Emergence of Classicality in Stern-Gerlach Experiment via Self-Gravity

TL;DR

This paper investigates how self-gravity influences the transition from quantum to classical behavior in a Stern-Gerlach experiment, showing that increasing mass leads to classical trajectories, unlike decoherence which results in mixed states.

Contribution

It demonstrates that self-gravitational interactions can induce classical trajectories in massive particles, providing a novel perspective on the quantum-classical transition.

Findings

For small mass, wavepacket splits as in standard Stern-Gerlach.

For high mass, wavepacket follows a classical path without splitting.

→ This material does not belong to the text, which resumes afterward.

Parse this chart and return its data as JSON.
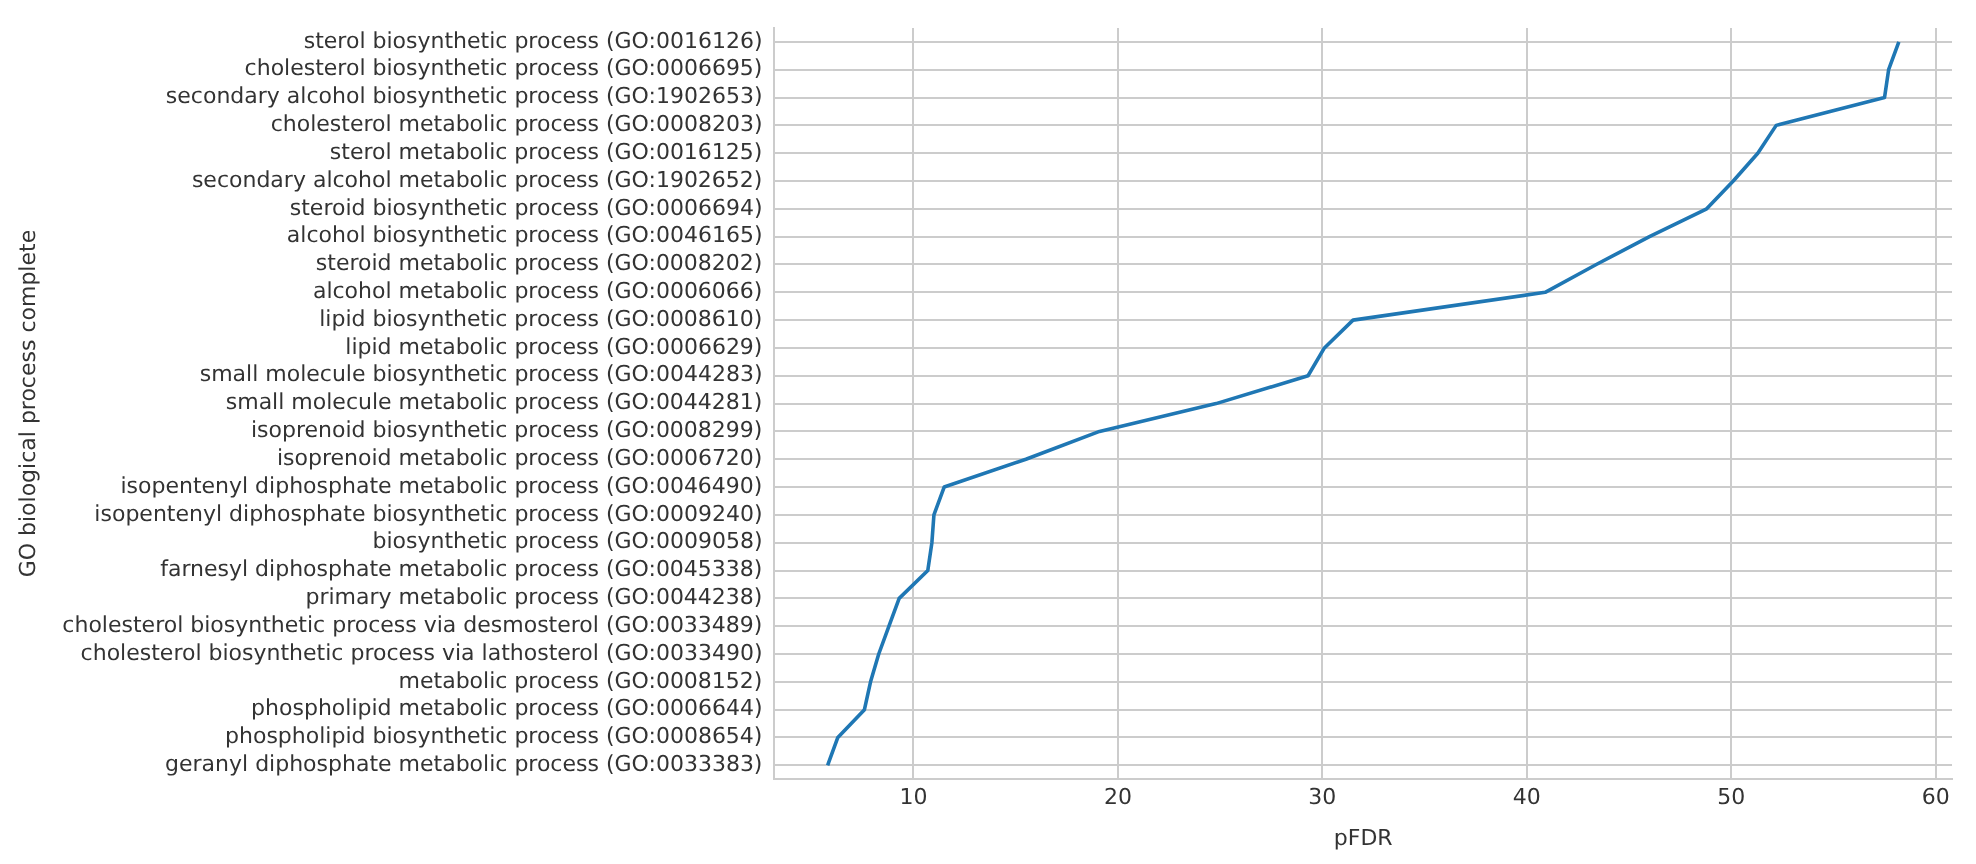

Self-gravity causes emergence of classicality in massive particles.

Abstract

Emergence of classicality from quantum mechanics, a hotly debated topic, has had no satisfactory resolution so far. Various approaches including decoherence and gravitational interactions have been suggested. In the present work, the Schr\"odinger-Newton model is used to study the role of semi-classical self-gravity in the evolution of massive spin-1/2 particles in a Stern-Gerlach experiment. For small mass, evolution of the initial wavepacket in a spin superposition shows a splitting in the magnetic field gradient into two trajectories as in the standard Stern-Gerlach experiment. For larger mass, the deviations from the central path are less than in the standard Stern-Gerlach case, while for high enough mass, the wavepacket does not split, and instead follows the classical trajectory for a magnetic moment in inhomogeneous magnetic field. This indicates the emergence of classicality due to self-gravitational interaction when the mass is increased. In contrast, decoherence which is a strong contender for emergence of classicality, leads to a \emph{mixed state} of two trajectories corresponding to the spin-up and spin-down states, and not the classically expected path. The classically expected path of the particle probably cannot be explained even in the many-worlds interpretation of quantum mechanics. Stern-Gerlach experiments in the macroscopic domain are needed to settle this question.